You’d think that an alien had taken me over and that a different girl was writing blogs if I didn’t throw you the odd rollercoaster. Things have been very happier and steadier for a while, but the last two weeks have been very VERY up and down. Its amazing what unexpected things affect me. My gender issues always leave me in a volatile place I guess anyway. I’m prone to undulating bouts of dysphoric misery. But when negative stuff happens around me, I guess it triggers unhappiness too. No-one’s fault - its my issue to deal with, but certain things have made me sad. Sad and me (and diets in particular, I’m finding) don’t mix well.
Someone who I’ve felt very close to of late has been having a hard time, also through no fault of their own, although I think they feel like it is. Horrible position for them to be in and its caused me to feel down on their behalf. Combine this with an odd conversation where I, probably wrongly, got the impression that people in my life feel that hiding my thoughts on transition from Mrs A is a really awful thing to do and I got in a funk about it. I think I’m open to feedback, but that hit me absolutely for six (or out of the park in a bad way?). There was almost the sense that others are getting uncomfortable about being a party to my hiding of Rhiannon away from my family and being careful about who knows what about me. I can understand that, I’ve been living by lying and hiding for 42 years, so I’m used to it. It makes me feel awful that I put anyone under any strain by telling them my secret. I felt that maybe my reaching out for support among my friends isn’t the best idea in the world for some people. Add on top that its been a very busy and challenging time at work with lots going on and major travelling and…so on...
Last week in a desperate moment of indescribable sadness, looked around my world for someone to talk to and in a stupid moment of panic, I didn’t know where to go. So I reverted to type. My go-to people for help are Mrs Wine and Mr High Fat Food. I’m ashamed to say that for part of the last fortnight, I got into a very unhelpful spiral including the appalling night I consumed two bottles of wine and a 14-inch pizza by myself. As well as my dinner. Eating to the point where I almost felt sick.
I know its not good and probably points to underlying issues and all that jazz, but remember the title of the blog. Its a story of redemption. I realised just how badly I was doing and I found someone in my world who I could reach out to and I did. As usual A2’s advice was amazing in response to my very long and traumatised email and she really helped me get out of the bad place. She also realised that I completely overthink everything and when in a bad place can be a complete worrier. I normally try to hide those two things too.

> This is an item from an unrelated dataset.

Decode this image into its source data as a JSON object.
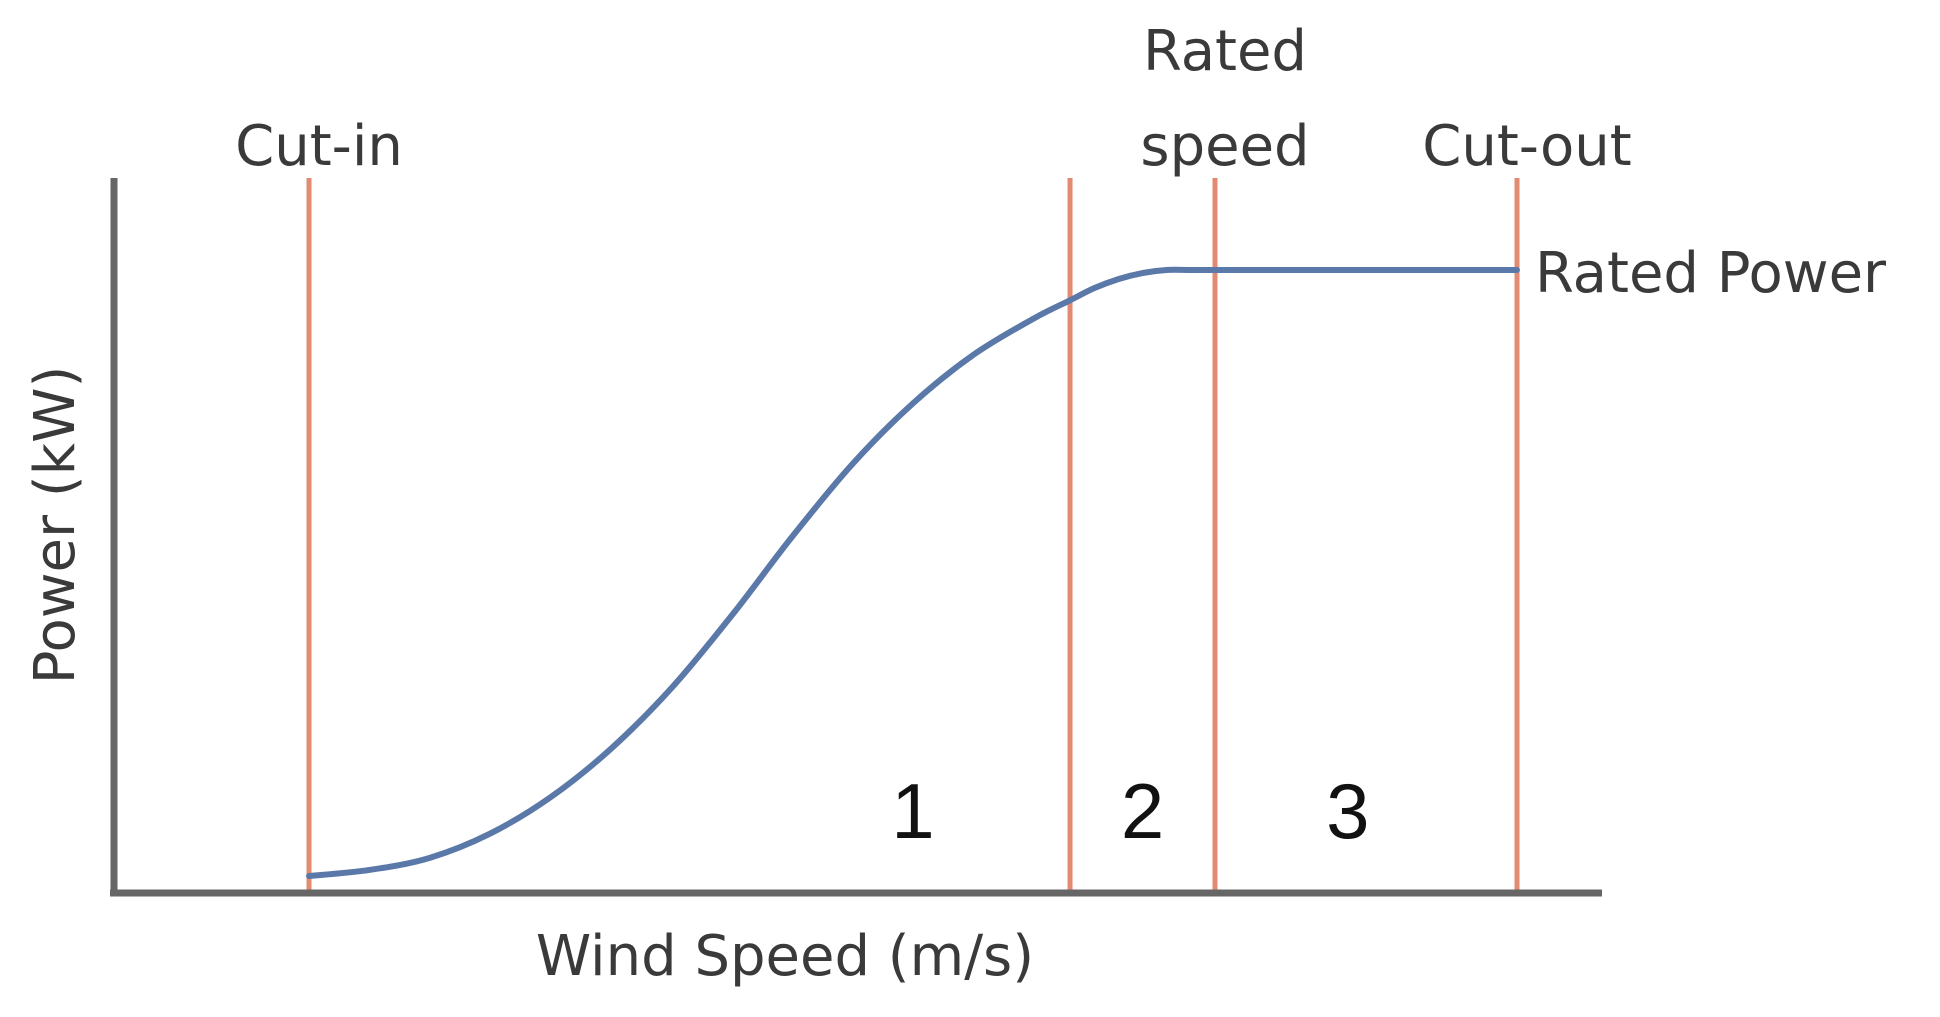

Today (I write this before I've left) is my weigh-in at fat club and I’m going to see the damage for the week. Given that this was about a week ago and that I’ve got my head back in the game, I think I’m going to be ok, but its been hard. Despite 'recovering', there will, I'm sure, be consequences.
This week though, I have to give a shout out, I was considerably helped by visiting Chameleons (trans support group) in Nottingham, UK. How anyone can go to that group and fail to be cheered up is beyond me? Not only was there dancing, food and the opportunity to put on a great dress, there was fantastic company, not least from the very lovely Lynn Jones of YATGB fame. If you are ever down, you need her to help! Thank you Lynn, you probably didn’t know how down I was feeling because I hide it well, but you really did make me feel so much better. :o) I took this selfie before I left (forgive the bathroom behind it) and felt great. Lynn shared the other picture, below, on her blog, so I’m hoping a reciprocation is ok, but whether I’ve changed or not, I’m not sure, but is that really what I look like?
Postscript: I’m now back from fat club and…well, amazingly 2lbs off. Its horrible when that happens in some ways. I know people in the room who have worked hard and sacrificed - and I’ve done the diet for 5 out of 7 days and then had two days off the rails and still lost weight. I’m sure I’ll reach the point where I can’t. I hope I reach the point where I don’t go off the rails at all. Of the rails normally means something has happened that I can’t deal with.
Anyway. I know I’m going to regret posting this because I’m embarrassed by my human failings and weaknesses, I find this post mortifying, but I know that I try to be honest here - there has to be one place where you are I guess.